Okay, so tonight my regular Tuesday night gaming group shows up and we're in the middle of the last part of the Freeport Trillogy for D&D3E.  Turns out that through a little creative manipulation of the rules they managed to completely bypass the last third of the scenario.  Oh well.

Anyway, we're sitting around talking and I tell them about The Pitch and suddenly they want to try it out.  Whoopee!  So, I go print out the rules.  Now mind you one of the players really IS a script writer and absolutely has gone through pitch sessions for real.  Another player is an actor who has heard many tales of pitch sessions.  So these guys are pros.

The game was an absolute BLAST!  But we found a few serious holes in the mechanics I thought I'd point out plus our solutions.

First of all, the point distribution mechanics at the beginning are wonky.  One guy did this:

Actors 0
Props 15
Location 15
Special Effects -10

Basically anytime a prop or a location was mentioned he'd jump in, claim all the chips, change the element and let the person in control of the pitch just keep rolling.  So, we basically just droped the negative rule and said distribute 20 points, no score can be 0.  Seemed to work okay.

The second problem is that there isn't enough incentive to assume control of the pitch.  It's WAY more advantageous just to let one person ramble on, jump in to change an element, bid, if you win, keep the chips and let the person keep going.  Our fix was to say you only had to return half the chips to assume control of the pitch instead of all of them.  That helped but it really didn't seem to be enough.  There wasn't much of a struggle to assume actual control of the pitch, just change the elements.

Also there was some confusion on just how the central mechanic works at this point:

Okay A, B and C are all playing.  A is in control of the pitch.  So, A suggests a Prop.  B and C contest the suggestion and draw a chip and roll.  What exactly does A do?

In our case we assume that A ALSO draws a chip and rolls.  But then we said, what happens if A wins?  Not only does A get the chips but he ALSO retains control of the pitch?  We just played this way.  It doesn't seem to hurt anything but seemed slightly unclear.

We also had one player who rarely wanted to change anything but simply wanted to build on an element.  So we added a rule where you could contest OR add to an element when it was introduced.  For example, if I said, "At this point there's an invasion by bug eyed monsters." then a player could draw a chip and roll on Props to add, "Armed with Laser Guns."  If the original pitcher or another player won they would have to add a Prop element to the bug eyed monsters.
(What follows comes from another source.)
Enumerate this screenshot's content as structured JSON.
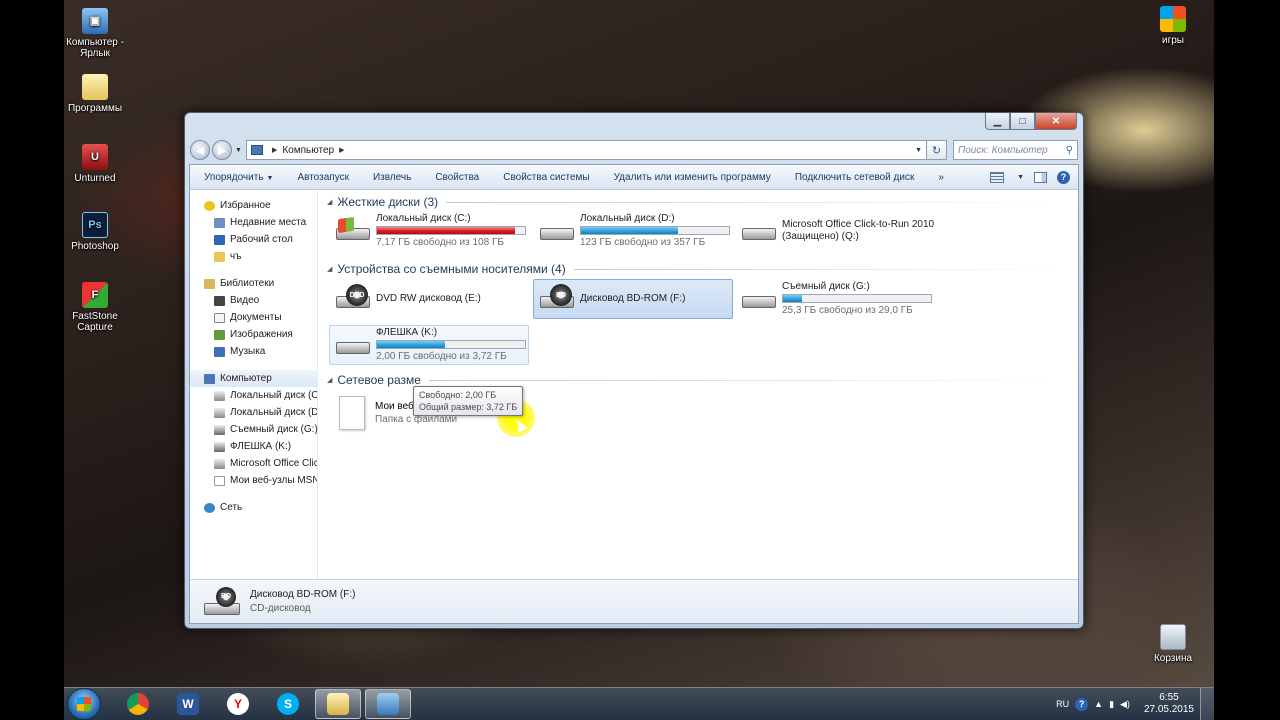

Another thing we noticed is that there really is no reason what-so-ever to call for a script rewrite until the very end after all the chips were distributed. We just ended up having one more round of script rewrite bidding.  Nothing wrong with this but there were no shouts of, "Okay, we need to rewrite this thing." mid-game.

The biding/exchange rate of some actions seem really strange.  For example, the only reason to call for a script rewrite is to try and insert one of your quirks and maybe throw out a quirk of another player.  A quirk in the movie is worth 5 points.  This means that it is not advantageous to ever bid more than 4 chips on script rewrite because at 5 or more chips you're either gaining nothing or losing out.

This is similar to the rating vote at the end.  It is never advantageous to stuff the ballet with more than one extra vote.  Because one vote is bought with three chips but winning the vote is only worth 5 points.  So after the first additional vote, it's a losing venture anyway.

Finally, all the players agreed that there absolutely NEEDS to be a 'wrap up' rule since all three of out movies just died mid pitch when we ran out of tokens.  Kind of anticlimactic.

Despite all of this we had a hilareous time.  Everyone was really getting into it.

Just thought you might be interested in the feedback.